Pada tanggal 17 Agustus 1945 M, Pengisytiharan
kemerdekaan dibuat di Jakarta. Aceh menyambut baik pengisytiharan ini, pada
tanggal 24 September 1945 M, Keluarga di Tiro bersumpah untuk Kemerdekaan Indonesia dan Bendera Merah Putih telah dinaikkan oleh
Teungku Umar Tiro dan Teungku Hasan Tiro selalu Ketua Barisan Pemuda Indonesia
Lamlo bersama Muhammad Saleh ( Ayahwa Leh). Teungku Umar Tiro sebagai
satu-satunya pewaris keluarga Tiro telah bersumpah setia terhadap Republik
Indonesia.
Pada tanggal 15 Oktober 1945 M, Ulama Aceh
menandatangani deklarasi kesetiaan kepada Indonesia. Termasuk Teungku Muhammad
Daud Beureueh. namun pada
sisi kepemimpinan lain di Aceh dari tahun 1945 sampai 1949 masih dalam perang
kemerdekaan.
6.2.Aceh Berpecah
6.2.1.
Sejarah Singkat Pecahnya Prang Cumbok
Sekali lagi
Aceh berpecah. Sementara ulama dan rakyat menyokong kemerdekaan pihak
uleebalang mengambil pendirian yang berbeza. Uleebalang seperti Teuku Nyak
Arief, Teuku Hamid Azwar dan Teuku Ahmad Jeunib menyokong kemerdekaan sementara
Teuku Daud Cumbok menentang kemerdekaan dan menyokong Belanda kerana baginya
Indonesia belum soap untuk mendeka.
Teuku Daud Cumbok adalah watak yang ganjil. Di
Pasar Malam Lam Meulo di mana terletak Ibu Pejabat Daud Cumbok, ada perjudian
dan hidangan minuman keras, tanda penentangan terhadap ulama. Teuku Daud Cumbok
mengarahkan bendera merah-putih diturunkan dan membakar serta merusakkan
rumah-rumah ahli PUSA.
6.2.2.
Ulee Balang Mempertahankan Teuku Daud Cumbok
Pada bulan
Desember 1945 Akibatnya, pemerintah pusat mengisytiharkan Teuku Daud Cumbok
sebagai pengkhianat dan perlu dihukum. Uleebalang menafikan pengkhianatannya.
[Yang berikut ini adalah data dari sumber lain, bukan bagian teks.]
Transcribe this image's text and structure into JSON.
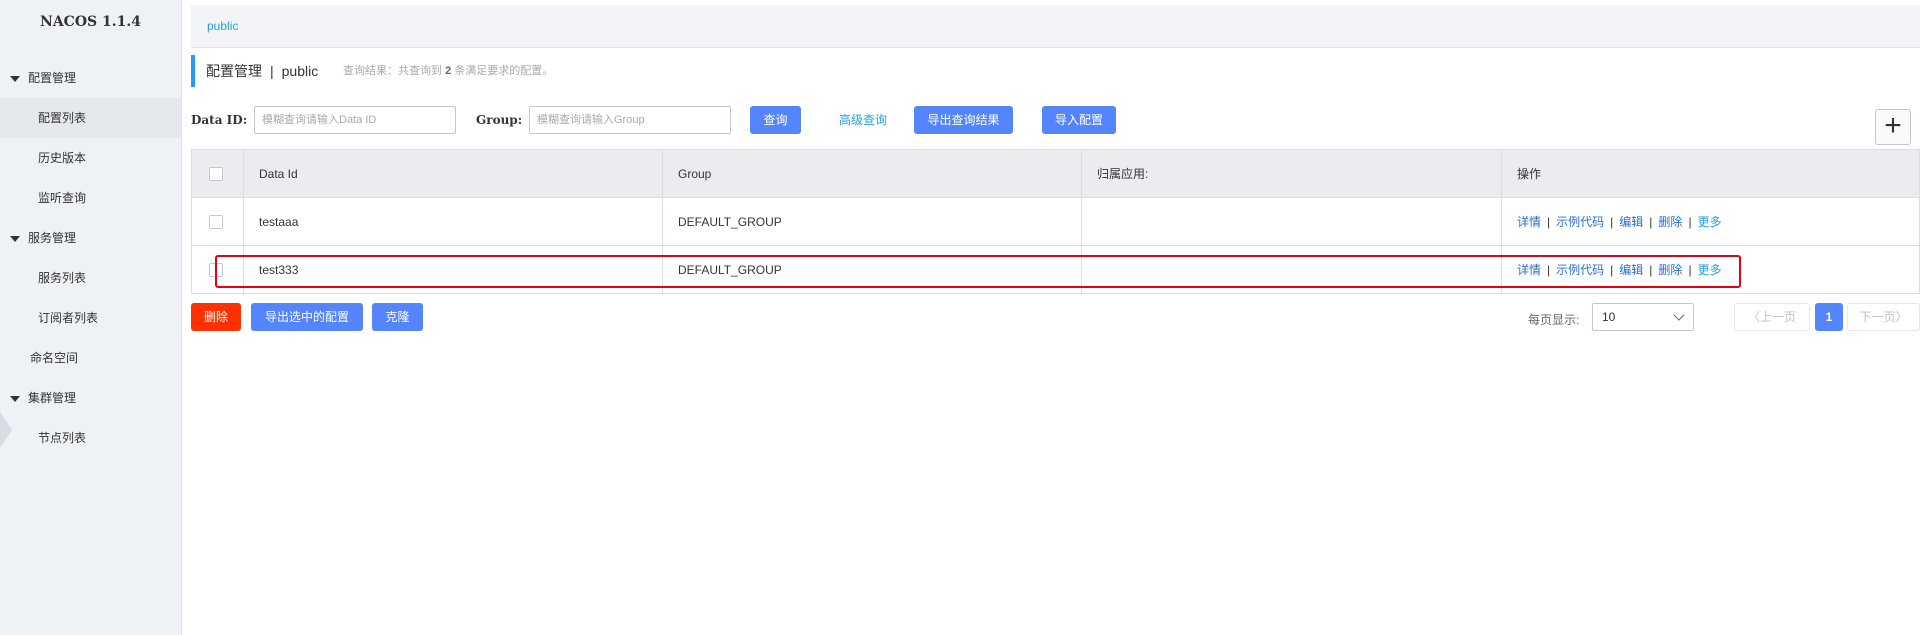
{
  "app": {
    "title": "NACOS 1.1.4"
  },
  "sidebar": {
    "groups": [
      {
        "label": "配置管理",
        "items": [
          "配置列表",
          "历史版本",
          "监听查询"
        ]
      },
      {
        "label": "服务管理",
        "items": [
          "服务列表",
          "订阅者列表"
        ]
      },
      {
        "label": "命名空间"
      },
      {
        "label": "集群管理",
        "items": [
          "节点列表"
        ]
      }
    ],
    "active_item": "配置列表"
  },
  "namespace_bar": {
    "current": "public"
  },
  "header": {
    "title": "配置管理",
    "separator": "|",
    "namespace": "public",
    "summary_prefix": "查询结果：共查询到",
    "summary_count": "2",
    "summary_suffix": "条满足要求的配置。"
  },
  "search": {
    "data_id_label": "Data ID:",
    "data_id_placeholder": "模糊查询请输入Data ID",
    "group_label": "Group:",
    "group_placeholder": "模糊查询请输入Group",
    "query_button": "查询",
    "advanced_link": "高级查询",
    "export_query_button": "导出查询结果",
    "import_button": "导入配置",
    "add_button": "+"
  },
  "table": {
    "columns": [
      "Data Id",
      "Group",
      "归属应用:",
      "操作"
    ],
    "rows": [
      {
        "data_id": "testaaa",
        "group": "DEFAULT_GROUP",
        "app": ""
      },
      {
        "data_id": "test333",
        "group": "DEFAULT_GROUP",
        "app": ""
      }
    ],
    "actions": {
      "detail": "详情",
      "sample": "示例代码",
      "edit": "编辑",
      "delete": "删除",
      "more": "更多",
      "separator": "|"
    }
  },
  "footer": {
    "delete_button": "删除",
    "export_selected_button": "导出选中的配置",
    "clone_button": "克隆",
    "page_size_label": "每页显示:",
    "page_size": "10",
    "prev": "上一页",
    "current_page": "1",
    "next": "下一页"
  },
  "colors": {
    "primary": "#5584ff",
    "danger": "#ff3000",
    "link": "#23a2e0",
    "highlight_box": "#e60012",
    "sidebar_bg": "#eef1f5"
  }
}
Pada tanggal 10 Januari 1946 Ribuan rakyat di
bawah pimpinan bangsawan, ulama dan tentera (ABRI) telah menyerang Ibu-Pejabat
Cumbok di Lam Meulo. Pertarungan bersenjata berlaku selama 3 hari. Hari keempat
pasukan Cumbok lari ke hutan. Pertarungan tamat pada 17 Januari, tetapi
kemarahan rakyat berterusan. Rumah Teuku Oemar Keumangan bernilai Rp12 juta
(wang di waktu itu) dibakar; dan Teuku Ahmad Jeunib yang menyokong kemerdekaan
juga terkorban. Ramai rakyat termasuk kanak-kanak yang tidak bersalah turut
terbunuh. Mengenang banyak yang terkorban dari kalangan yang tidak bersalah
maka Lam Meulo telah ditukar nama menjadi KOTA BAKTI.
6.3.Catata Singkat tentang Perjuangan Aceh
untuk Indonesia
6.3.1. Teungku Hasan Tiro Tinggalkan Aceh
Pada tanggal 4 Mei 1946 M, Teuku Nyak Arief
meninggal dunia di Takengon. Pada tahun 1947 M, Abu
Mansur Ismail mula menjadi adjutant Teungku Daud Beureueh sehingga beliau
meninggal pada tahun 1987.
Pada tanggal 1 Juni 1948 M, Teungku Daud Beureueh
menubuhkan Tentera Nasional Indonesia untuk Aceh, Langkat dan Tanah Karo.
Pada tahun 1948 M, T. Hasan
Tiro kembali ke Atjeh pada akhir tahun sebagai staf Wakil Perdana Menteri
Sjafruddin Prawiranegara yang memimpin pemerintah darurat Indonesia dari Atjeh
sampai pertengahan tahun1949
Pada Tahun 1949 M, Belanda menyerah Aceh ke tangan
Pemerintah Indonesia.
6.3.2. Kota Raja Menjadi Ibukota Negara Indonesia
Pada tahun 1949 M, Ibu Kota Republik Indonesia
berpindah ke Kutaraja (Kini Banda Aceh) kerana antara tahun 1945 hingga 1950
seluruh daerah Indonesia sudah dikuasai semua oleh Belanda (Abu Jihad dalam
bukunya Hasan Tiro & Pergolakan Aceh)
Pada tahun 1950 T. Hasan Tiro kembali ke Yokyakarta untuk
melanjut studinya.
6.4.Aceh kembali Bergejolak
Dalam Catatan Sejarah Aceh ; pada tanggal 14 Agustus 1950 Indonesia
mula menjajah Aceh, dengan segala bentuk propaganda yang dilakukan Indonesia
terhadap Aceh, pertama Indonesia memerintahkan kepada Mohammad Natsir untuk
membubarkan Daerah Aceh pada tanggal 23 Januari 1951 Status Aceh sebagai sebuah
daerah telah dibubarkan oleh cabinet Mohamad Natsir dan Aceh diletak di bawah
Sumatera Utara, kemudian para pendekar rakyat waktu itu kesal terhadap
Indonesia.
6.4.1. Ulee Balang Menumbuhkan BKR (Badan Kesadaran Rakyat)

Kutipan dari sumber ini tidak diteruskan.